Eire Apparent were a band that deserved more success than they enjoyed in their brief three-year existence, and more recognition than they've received in the decades since.
Mostly they're remembered for having had one album produced by Jimi Hendrix. The band had its roots in the Irish show band scene of the mid-'60s -- guitarist Henry McCullough had put his time in, playing with outfits such as the Sky Rockets and
Gene & the Gents, based on Portstewart, Northern Ireland. By 1967, McCullough had decided to take his talent and career elsewhere and headed to Belfast and then to England, to Blackpool, where he crossed paths with Chris Stewart (bass), Ernie Graham (guitar/vocals), and Dave Lutton (drums).

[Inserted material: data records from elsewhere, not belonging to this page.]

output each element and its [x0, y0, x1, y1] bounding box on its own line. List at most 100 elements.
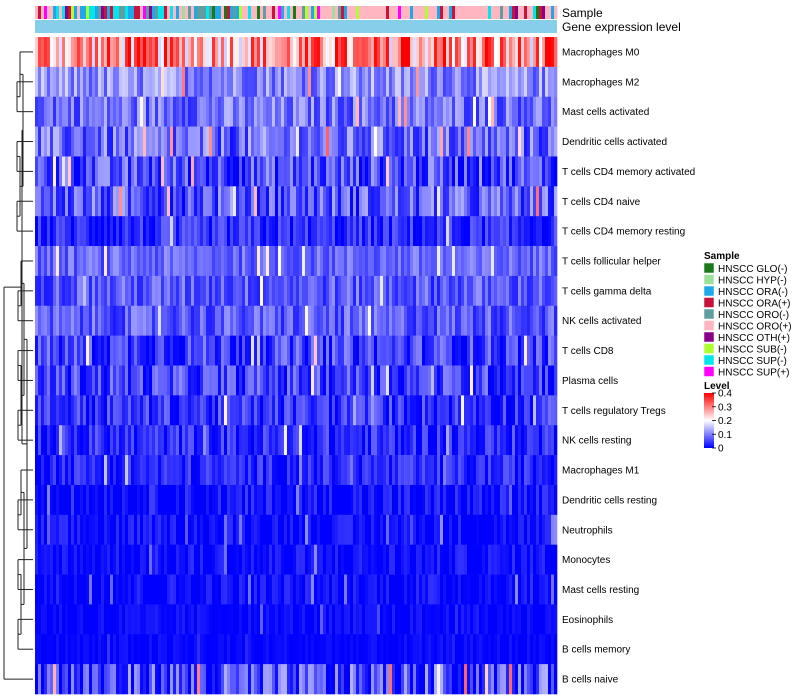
heatmap-cell	[89, 395, 93, 426]
heatmap-cell	[218, 484, 222, 516]
heatmap-cell	[314, 484, 318, 516]
heatmap-cell	[116, 634, 120, 665]
heatmap-cell	[467, 275, 471, 307]
heatmap-cell	[53, 604, 57, 635]
heatmap-cell	[458, 634, 462, 665]
heatmap-cell	[440, 484, 444, 516]
heatmap-cell	[431, 664, 435, 695]
heatmap-cell	[509, 634, 513, 665]
heatmap-cell	[401, 96, 405, 127]
heatmap-cell	[419, 37, 423, 68]
heatmap-cell	[101, 246, 105, 277]
heatmap-cell	[302, 425, 306, 456]
heatmap-cell	[116, 156, 120, 187]
heatmap-cell	[425, 634, 429, 665]
heatmap-cell	[539, 275, 543, 307]
heatmap-cell	[197, 246, 201, 277]
heatmap-cell	[452, 186, 456, 217]
heatmap-cell	[293, 395, 297, 426]
heatmap-cell	[137, 365, 141, 396]
heatmap-cell	[209, 335, 213, 366]
heatmap-cell	[341, 395, 345, 426]
heatmap-cell	[197, 514, 201, 545]
heatmap-cell	[464, 395, 468, 426]
heatmap-cell	[371, 634, 375, 665]
heatmap-cell	[95, 395, 99, 426]
heatmap-cell	[350, 246, 354, 277]
heatmap-cell	[320, 335, 324, 366]
heatmap-cell	[365, 305, 369, 336]
heatmap-cell	[491, 216, 495, 247]
heatmap-cell	[251, 66, 255, 98]
heatmap-cell	[224, 395, 228, 426]
sample-annotation-cell	[269, 6, 273, 19]
heatmap-cell	[125, 634, 129, 665]
heatmap-cell	[50, 186, 54, 217]
heatmap-cell	[269, 574, 273, 605]
heatmap-cell	[215, 37, 219, 68]
heatmap-cell	[350, 395, 354, 426]
heatmap-cell	[125, 425, 129, 456]
heatmap-cell	[119, 425, 123, 456]
heatmap-cell	[263, 604, 267, 635]
heatmap-cell	[41, 574, 45, 605]
heatmap-cell	[89, 664, 93, 695]
heatmap-cell	[386, 455, 390, 486]
heatmap-cell	[533, 574, 537, 605]
sample-annotation-cell	[470, 6, 474, 19]
heatmap-cell	[104, 365, 108, 396]
heatmap-cell	[371, 484, 375, 516]
heatmap-cell	[464, 275, 468, 307]
heatmap-cell	[254, 664, 258, 695]
heatmap-cell	[230, 335, 234, 366]
heatmap-cell	[71, 514, 75, 545]
heatmap-cell	[113, 544, 117, 575]
heatmap-cell	[368, 335, 372, 366]
heatmap-cell	[329, 305, 333, 336]
heatmap-cell	[164, 216, 168, 247]
heatmap-cell	[86, 37, 90, 68]
heatmap-cell	[197, 335, 201, 366]
heatmap-cell	[344, 216, 348, 247]
heatmap-cell	[59, 186, 63, 217]
heatmap-cell	[326, 335, 330, 366]
heatmap-cell	[158, 664, 162, 695]
heatmap-cell	[377, 634, 381, 665]
heatmap-cell	[320, 96, 324, 127]
heatmap-cell	[419, 365, 423, 396]
heatmap-cell	[440, 634, 444, 665]
heatmap-cell	[539, 634, 543, 665]
heatmap-cell	[197, 37, 201, 68]
heatmap-cell	[137, 514, 141, 545]
heatmap-cell	[140, 604, 144, 635]
heatmap-cell	[389, 216, 393, 247]
heatmap-cell	[320, 246, 324, 277]
heatmap-cell	[521, 126, 525, 157]
heatmap-cell	[281, 156, 285, 187]
heatmap-cell	[128, 305, 132, 336]
heatmap-cell	[416, 455, 420, 486]
heatmap-cell	[230, 305, 234, 336]
heatmap-cell	[410, 335, 414, 366]
heatmap-cell	[215, 484, 219, 516]
heatmap-cell	[158, 216, 162, 247]
heatmap-cell	[203, 664, 207, 695]
heatmap-cell	[245, 484, 249, 516]
heatmap-cell	[107, 604, 111, 635]
heatmap-cell	[416, 574, 420, 605]
heatmap-cell	[545, 544, 549, 575]
heatmap-cell	[89, 96, 93, 127]
heatmap-cell	[311, 335, 315, 366]
heatmap-cell	[293, 634, 297, 665]
heatmap-cell	[275, 365, 279, 396]
heatmap-cell	[305, 305, 309, 336]
heatmap-cell	[251, 365, 255, 396]
heatmap-cell	[527, 544, 531, 575]
heatmap-cell	[116, 96, 120, 127]
heatmap-cell	[41, 186, 45, 217]
heatmap-cell	[113, 484, 117, 516]
heatmap-cell	[446, 664, 450, 695]
heatmap-cell	[395, 544, 399, 575]
heatmap-cell	[68, 544, 72, 575]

The latter were all ex-members of a show band called Tony & the Telstars, and with McCullough decided to form a psychedelic band that they christened the People. They made their way to London, where they struggled just to earn a decent living -- but a fortuitous gig at the UFO Club brought them to the attention of Mike Jeffery and Chas Chandler, the two managers of Jimi Hendrix. They got the band -- renamed Eire Apparent at Jeffery's insistence -- signed to Track Records, the imprint belonging to Kit Lambert and Chris Stamp (for which Hendrix also recorded), who were also the managers of the Who.For musicians who had been living in dire poverty when they arrived in London, the whirlwind of VIP representation they'd stepped into and the opportunities suddenly presenting themselves were astonishing. And it only got better when Eire Apparent were booked onto Hendrix's next tour of the British isles, working alongside acts such as the Move and such up-and-coming bands as Pink Floyd and the Nice. The finish to 1967 was capped by the recording of their first single, "Follow Me" b/w "Here I Go Again," which was issued in January of 1968. The record never charted, however, and marked their last release on Track.